What if the tenant won’t leave?
You cannot evict a tenant yourself but you can apply to the county court to get your property back. In certain cases you can use an accelerated possession procedure which can avoid the need for a court hearing. For further guidance seek advice from a solicitor or contact us. For possession information visit www.hmcourts-service.gov.uk
Can the tenant be evicted as soon as I have a possession order?
If the court orders possession on one of the mandatory grounds, the tenant will have to leave on the date specified in the court order – this is called an absolute possession order. If the court orders possession on one of the discretionary grounds, it can either grant an absolute possession order or it may allow the tenant to stay on in the property provided he or she meets certain conditions – for example, paying back an amount of rent arrears each week. This is called a suspended possession order and the tenant cannot be evicted provided that he or she meets the conditions.
You cannot evict the tenant yourself. If he or she still refuses to leave after the date specified in the order, you must seek a warrant for eviction from the court. The court will arrange for bailiffs to evict the tenant.

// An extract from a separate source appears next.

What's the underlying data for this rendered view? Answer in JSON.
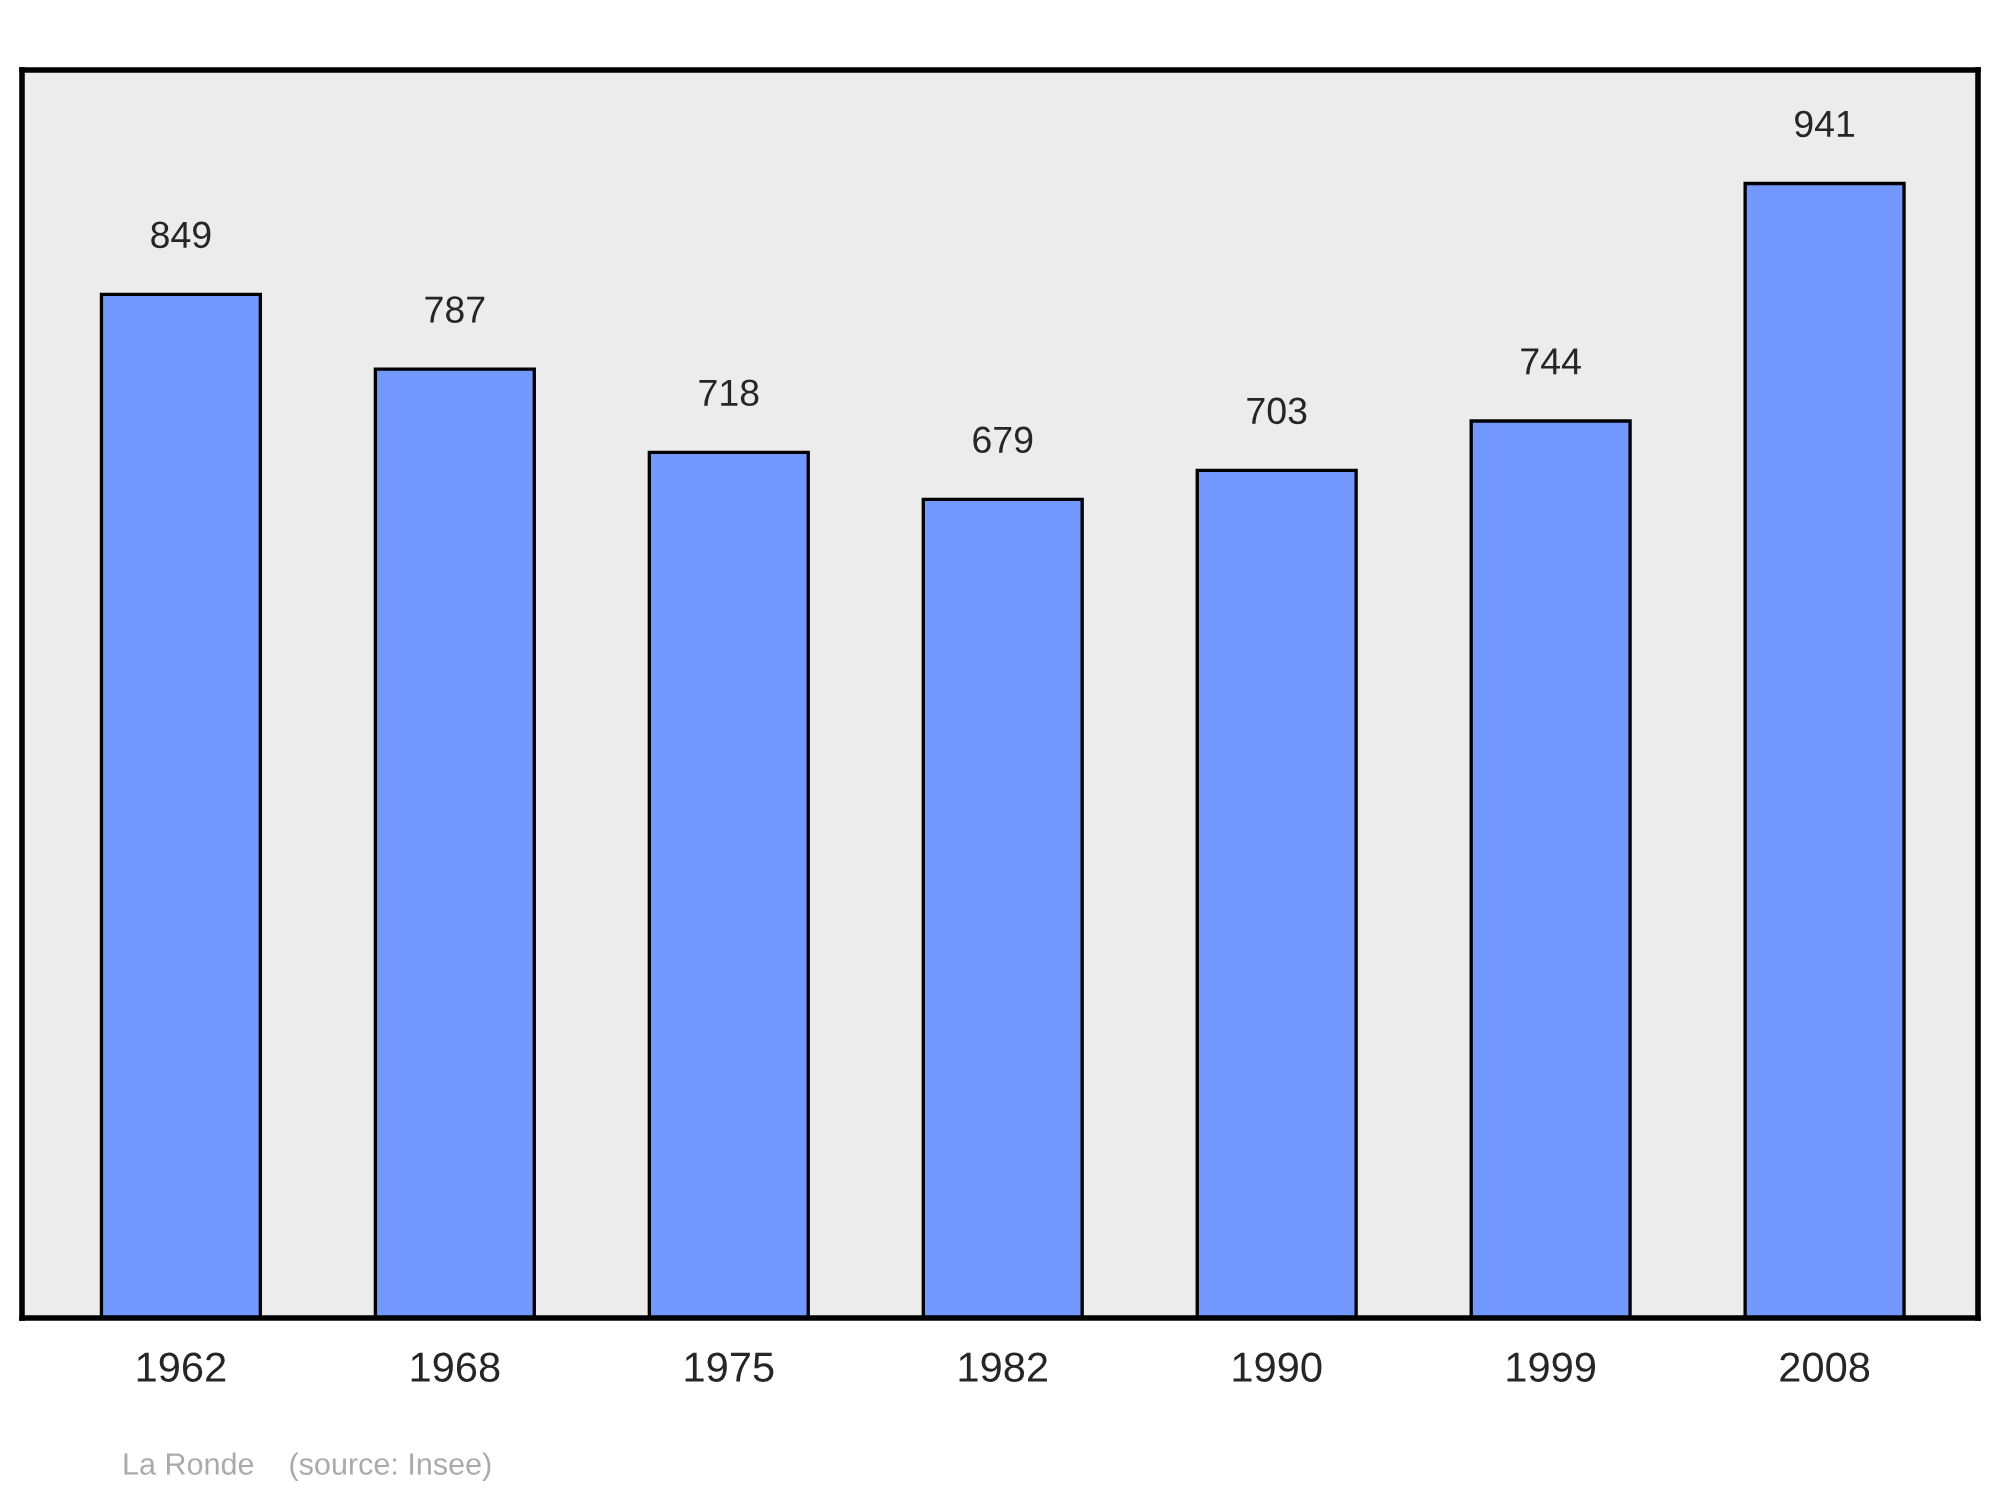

What happens if the tenant breaches the conditions of a suspended possession order?
You may apply to the court for an absolute possession order or a warrant for possession, depending on the terms of the suspended order.
Can I ask the tenant to pay rent after I have served a notice seeking possession?
You can ask the tenant to pay rent until the date of possession granted by the court. If the tenant refuses to leave after the date in the court possession order and you ask him or her to pay rent, there is a danger that the court could rule that a new tenancy has arisen. However the tenant is liable to pay you damages for continued occupation of the property (known as mesne profits). You should seek legal advice in these circumstances.
Can the court order the tenant to pay back all the rent he or she owes?
If possession is ordered on the grounds of rent arrears, the court will normally order the tenant to pay back the rent owed at a rate appropriate to his or her circumstances. If asked to consider it, the court may also award a sum to cover interest on the outstanding rent.
If the amount of money the tenant owes is £5,000 or less, you could make a claim through the small claims court (county court) which is cheaper than claiming formally through the main court. If the tenant does not contest the claim, there will be no need for a court hearing.
If he or she does, there will be an arbitration hearing unless your case is too difficult to be dealt with under the small claims procedure and then it will be transferred to the open court. You should apply to the county court to make an application for small claims court proceedings.
Remember, a person who is convicted by magistrates of an offence under the Protection from Eviction Act 1977 may have to pay a fine or be sent to prison for six months, or both. If the case goes to the Crown Court, the punishment can be prison for up to two years, or a fine, or both.